Fabian, Johannes. Remembering the Present: Painting and Popular History in Zaire. Berkeley: University of California Press. p. XIII.
The two central figures in the DRC’s independence, namely Patrice Lumumba and Joseph Kasa-Vubu, occupy a pivotal role in TKM’s retelling. They would become, respectively, prime minister and president of free Congo in 1960, though Lumumba’s tenure would be incredibly short-lived, ending with his assassination in 1961. The artist’s admiration for him is evident in the way he is portrayed in the canvasses. Far from being a milestone for peace, DRC’s independence triggered various uprisings and local guerrillas. In 1965, through a military-backed coup d’état, Mobutu Sese Seko rose to power. With an ultra-nationalist discourse, he changed the country’s name and flag, and ruled, ruthlessly, until 1997.
There is no question that this series, currently housed at Amsterdam’s Tropenmuseum, is Kanda-Matulu’s most important oeuvre. The artist is said to have rushed to finish the paintings, as Fabian had to leave the country due to an increasingly turbulent political situation, thus ignoring various details.
Kanda-Matulu had a short but prolific career. He could produce about five paintings a day, though he stated that landscapes always took him longer. His works, like those by his fellow Lubumbashi artists, were generally signed. His compositions were made on flour sacks prepared with a layer of white latex and subsequently painted with acrylic. They are commonly surrounded by a thin black line, as if to frame them, and all of them have titles and feature small written explanations on the scene they depict.
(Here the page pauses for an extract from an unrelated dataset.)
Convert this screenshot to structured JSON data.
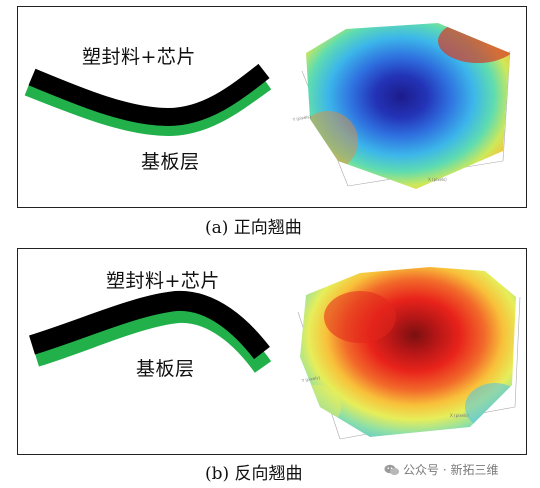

The striking economy of colors he used probably has more to do with the country’s situation than with TKM’s aesthetic choices and his preferred size of canvas, 40 x 60 cm, is likely also due to the fact that this dimension is the largest part that can be harnessed from a flour sack, rather than artistic ideals. He would paint from photographs, magazines and memory. The artist’s interest in his country’s politics continued after Fabian’s departure. He is known to have painted the Shaba Wars (1977-78). Moreover, his interest in history continued to flourish, and he wrote a 72-pages book on the history of Zaire. He persisted as an artist in spite of all the troubles that the country was going through – though quite possibly, as many other artists, he also had to take on a different occupation to make ends meet. It is known that he painted until 1981. However, it is very likely that he died that year in one of the country’s many conflicts.